Top-line data was recently reported from a double-blinded, placebo-controlled Phase 2a clinical trial conducted across 31 intensive care units in four European countries and the U.S. evaluating the safety, pharmacokinetics, and efficacy of ascending doses of AR-301. AR-301 was tested as an adjunctive therapy to standard of care antibiotics in patients diagnosed with severe hospital-acquired pneumonia (HAP) caused by S. aureus, most of whom were mechanically ventilated. Patients treated with AR-301 consistently demonstrated less time spent under mechanical ventilation and higher rates of S. aureus eradication as compared to those treated with antibiotics alone. AR-301 was deemed to be safe and well tolerated, as no serious adverse events were reported in patients receiving AR-301 at all dose levels, and there was no difference in adverse events reported among the groups. AR-301 was granted Fast Track designation by the FDA and orphan drug designation in the European Union.
Pathogenicity of S. aureus
S. aureus is a leading cause of hospital-acquired lower respiratory tract infections (e.g. pneumonia), bloodstream, skin, soft tissue, and surgical site infections. Treatment of these infections has become more challenging due to the emergence of multi-drug resistant (‘MRSA’) strains. In many developed countries around the world, including the U.S., UK and Japan, resistance to beta-lactam antibiotics in MRSA strains is a major problem in hospitals and other healthcare settings. Notably, the incidence rate of all invasive MRSA infections, including those outside of hospitals, is high compared with other bacterial pathogens, with these infections resulting in mortality rates of up to 50%.

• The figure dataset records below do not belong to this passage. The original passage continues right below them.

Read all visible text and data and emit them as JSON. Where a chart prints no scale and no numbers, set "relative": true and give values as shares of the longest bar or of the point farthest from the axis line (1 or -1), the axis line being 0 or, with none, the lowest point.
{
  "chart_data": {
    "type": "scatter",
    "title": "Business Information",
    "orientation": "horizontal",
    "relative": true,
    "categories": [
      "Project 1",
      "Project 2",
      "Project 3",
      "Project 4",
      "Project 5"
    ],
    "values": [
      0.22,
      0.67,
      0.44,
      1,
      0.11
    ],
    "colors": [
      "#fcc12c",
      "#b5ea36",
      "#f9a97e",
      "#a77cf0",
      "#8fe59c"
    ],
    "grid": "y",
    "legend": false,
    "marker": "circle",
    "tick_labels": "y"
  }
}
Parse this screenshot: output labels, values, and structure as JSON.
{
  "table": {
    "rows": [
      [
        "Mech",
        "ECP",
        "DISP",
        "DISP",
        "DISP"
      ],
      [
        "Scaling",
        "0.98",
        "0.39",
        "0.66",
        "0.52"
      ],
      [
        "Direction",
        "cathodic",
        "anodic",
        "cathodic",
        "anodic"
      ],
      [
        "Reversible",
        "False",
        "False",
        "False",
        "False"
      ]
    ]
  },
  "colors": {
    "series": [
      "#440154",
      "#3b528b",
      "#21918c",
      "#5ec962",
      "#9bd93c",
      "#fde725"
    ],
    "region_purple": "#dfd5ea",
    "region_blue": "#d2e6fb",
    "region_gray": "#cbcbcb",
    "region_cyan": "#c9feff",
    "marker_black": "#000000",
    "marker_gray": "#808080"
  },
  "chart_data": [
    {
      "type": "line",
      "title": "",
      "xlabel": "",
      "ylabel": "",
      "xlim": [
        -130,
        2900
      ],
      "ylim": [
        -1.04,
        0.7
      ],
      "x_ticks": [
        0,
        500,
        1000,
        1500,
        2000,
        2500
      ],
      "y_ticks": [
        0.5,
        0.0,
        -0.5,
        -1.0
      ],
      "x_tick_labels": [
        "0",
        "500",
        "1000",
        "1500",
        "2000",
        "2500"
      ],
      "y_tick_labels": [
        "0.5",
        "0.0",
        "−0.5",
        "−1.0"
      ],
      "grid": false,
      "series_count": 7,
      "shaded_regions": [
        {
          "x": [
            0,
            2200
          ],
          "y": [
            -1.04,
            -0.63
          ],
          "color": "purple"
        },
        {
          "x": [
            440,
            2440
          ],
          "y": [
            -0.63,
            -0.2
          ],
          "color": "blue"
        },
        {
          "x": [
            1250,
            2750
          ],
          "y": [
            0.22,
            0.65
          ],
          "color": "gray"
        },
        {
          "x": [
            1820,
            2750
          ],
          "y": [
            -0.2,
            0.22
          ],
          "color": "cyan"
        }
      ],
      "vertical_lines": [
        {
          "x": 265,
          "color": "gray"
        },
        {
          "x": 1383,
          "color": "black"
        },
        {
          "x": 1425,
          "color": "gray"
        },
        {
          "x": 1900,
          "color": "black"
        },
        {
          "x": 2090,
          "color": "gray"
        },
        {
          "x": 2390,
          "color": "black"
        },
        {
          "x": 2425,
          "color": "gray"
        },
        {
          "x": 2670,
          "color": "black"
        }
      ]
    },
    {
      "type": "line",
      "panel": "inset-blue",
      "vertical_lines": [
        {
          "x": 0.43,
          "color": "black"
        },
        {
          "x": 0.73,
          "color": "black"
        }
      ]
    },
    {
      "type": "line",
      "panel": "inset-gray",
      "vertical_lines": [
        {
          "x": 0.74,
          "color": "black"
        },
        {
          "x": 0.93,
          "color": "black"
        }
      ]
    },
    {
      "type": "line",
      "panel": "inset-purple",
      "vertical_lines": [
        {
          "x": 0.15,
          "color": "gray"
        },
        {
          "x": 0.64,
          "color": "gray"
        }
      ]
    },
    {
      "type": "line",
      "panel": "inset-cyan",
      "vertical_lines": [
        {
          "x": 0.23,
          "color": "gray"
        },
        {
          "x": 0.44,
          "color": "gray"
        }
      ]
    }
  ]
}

In spite of preventive measures and various antibiotic treatment options, there is a clear medical need for alternative therapeutic interventions to treat hospital-acquired S. aureus infections. In this context, the use of human monoclonal antibodies (mAb) for passive immunotherapy against S. aureus infections represents a promising new approach to combat the disturbing rise in antibiotic resistance.